The resistance of a thermal boundary layer could be written as,
$$ R_{conv} = \frac{1}{\alpha A} $$
The visualisation assoicated with this note estimates thermal resistances for each component in a series. The steady rate of heat flow through said series is then,
$$ \dot{Q} = -\frac{ \Delta T}{R_{ov}} $$If we allow for boundary layers the free stream temperatures are given subscripts A and B and for N layers the heat flow rate becomes,
$$ \dot{Q} = \frac{ T_A-T_B}{R_A + R_{12}+R_{23} ... + R_{N,N+1} + R_B} $$Whereas if tempertures are specified at external faces,
$$ \dot{Q} = \frac{ T_1-T_{N+1}}{ R_{12}+R_{23} ... + R_{N,N+1} } $$There are, unfortunately, some issues with reporting thermal resistances. They are not widely used in some branches of engineeering, and not widely reported in some text books; so much so that some authors seem to confuse "thermal resistance" with "thermal resistance for one unit area of cross section". A more widely reported concept is the overall heat transfer coefficient , or "U-value".

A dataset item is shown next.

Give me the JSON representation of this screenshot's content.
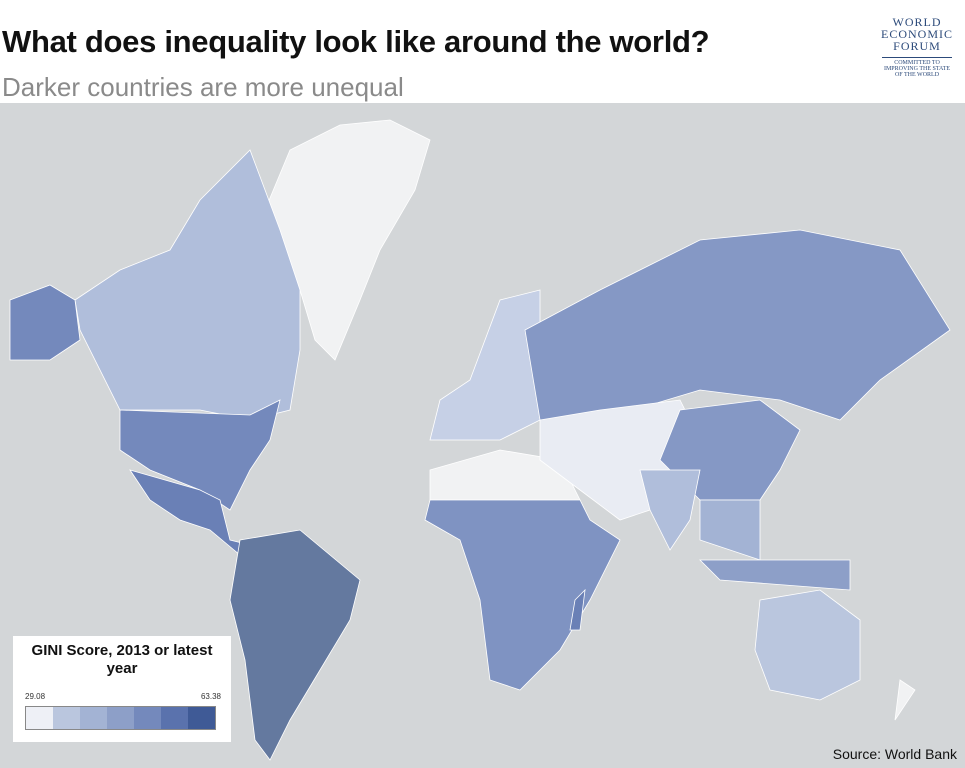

$$ \dot{Q} = U A_{ref} |\Delta T| = \frac {|\Delta T|}{R} $$One must take care in specifying the reference area - for the purposes of our web page we use the outer surface of the cylinder or sphere. (For rectangular slabs the area is constant.)
Consider a wall measuring 1metre x 3 metres in cross section. The wall comprises two sections: the first 5cm thick with a thermal conductivity of 0.2 W/mK, and the second 10cm thick with a thermal conductivity of 0.1 W/mK. The inner surface is 16K hotter than the outer surface. Estimate the heat loss through the wall
Solution: See Figure 1a. The heat flow is, $$ \dot{Q} = \frac {\lambda_{12} A}{x_2-x_1} (T_1-T_2) = \frac {\lambda_{23} A}{x_2-x_3} (T_3-T_2) $$
Identify the two thermal resistances (thickess divided by (conductivity-times-area)) and add to get total resistance
$$ \dot{Q} = \frac {T_1-T_3}{ \frac{x_2-x_1}{\lambda_{12} A} + \frac{x_3-x_2}{\lambda_{23} A} }$$ $$ \dot{Q} = \frac{16}{\frac{0.05}{0.2 \times 3} + \frac{0.1}{0.1 \times 3}} = \frac{16}{0.0833+0.333} = \frac{16}{0.4167} watts$$ $$ \dot{Q} = 38.4 watts $$The denominator terms correspond to resistances \(R_{12}\) and \( R_{23} \). If we treat the circuit in the same way as a potential divider, then we can (if required) obtain the intermediate temperature.
$$ T_2 = T_1 - (T_1-T_3) \frac{R_{12}}{R_{12}+ R_{23}} = T_1 - 16 \frac{8.33e-2}{8.33e-2+ 3.333e-1} = T_1-3.2K $$An insulated AISI-316 stainless steel pipe carries steam. Estimate the rate of heat loss per metre length of pipe. The inner diameter of the pipe is 10 cm, the pipe wall is 1cm-thick and has a thermal conductivity of 16.3 W/mK. The insulation is 10cm-thick and has a thermal conductivity of 1.2 W/mK. The heat transfer coefficients are \( 1000 W m^{-2} K^{-1} \) on the steam side and \( 9 W m^{-2} K^{-1} \) on the air side. The steam temperature is \(200^oC\) and the air temperature is \(20^oC\).
Solution: See Figure 1b. The heat flow is,
$$ \dot{Q}= 2 \pi r_1 L \alpha_A (T_A-T_1) + \frac{2 \pi L \lambda_{12}}{ln(r_2/r_1)} (T_1-T_2) + \frac{2 \pi L \lambda_{23}}{ ln(r_3/r_2)} (T_2-T_3) + 2 \pi r_3 L \alpha_B (T_3-T_B) $$Identify the four thermal resistances ( \( -\Delta T_{layer}/ \dot{Q} \) ) and add to get total resistance. Note the factor of \( 2 \pi L \),
$$ \dot{Q}= 2 \pi L \frac {T_A-T_B} {\frac{1}{r_1 \alpha_A} + \frac {ln(r_2/r_1)} { \lambda_{12}} + \frac { ln(r_3/r_2)} { \lambda_{23}} + \frac{1}{r_3 \alpha_B}} $$where \(r_1=0.05m, r_2=0.06m, r_3=0.016m\) are radii , and \( L=1.0m\) is the pipe length. (Do not forget that radius is half pipe diameter.)
$$ \dot{Q}= 2 \pi \times 1 \times \frac{200-20}{\frac{1}{0.05 \times 1000} + \frac{ln(6/5)}{16.3} + \frac{ln(16/6)}{1.2} + \frac{1}{0.016 \times 9 } } $$
$$ \dot{Q}= \frac{200-20}{3.18 \times 10^{-3} + 1.78 \times 10^{-3} + 0.1301 + 0.1105} = 733.0 watts $$It is useful to find the overall heat transfer coefficient, using the outermost area as a reference area,
$$ A_{ref} = 2 \pi r_3 L = 2 \pi \times 0.016 \times 1 = 1.005 m^2 $$ $$ U = \frac{\dot{Q}}{A_{ref} (T_A-T_B)} = \frac{733}{1.005 \times (200-20)} = 40.5 W m^{-2} K^{-1} $$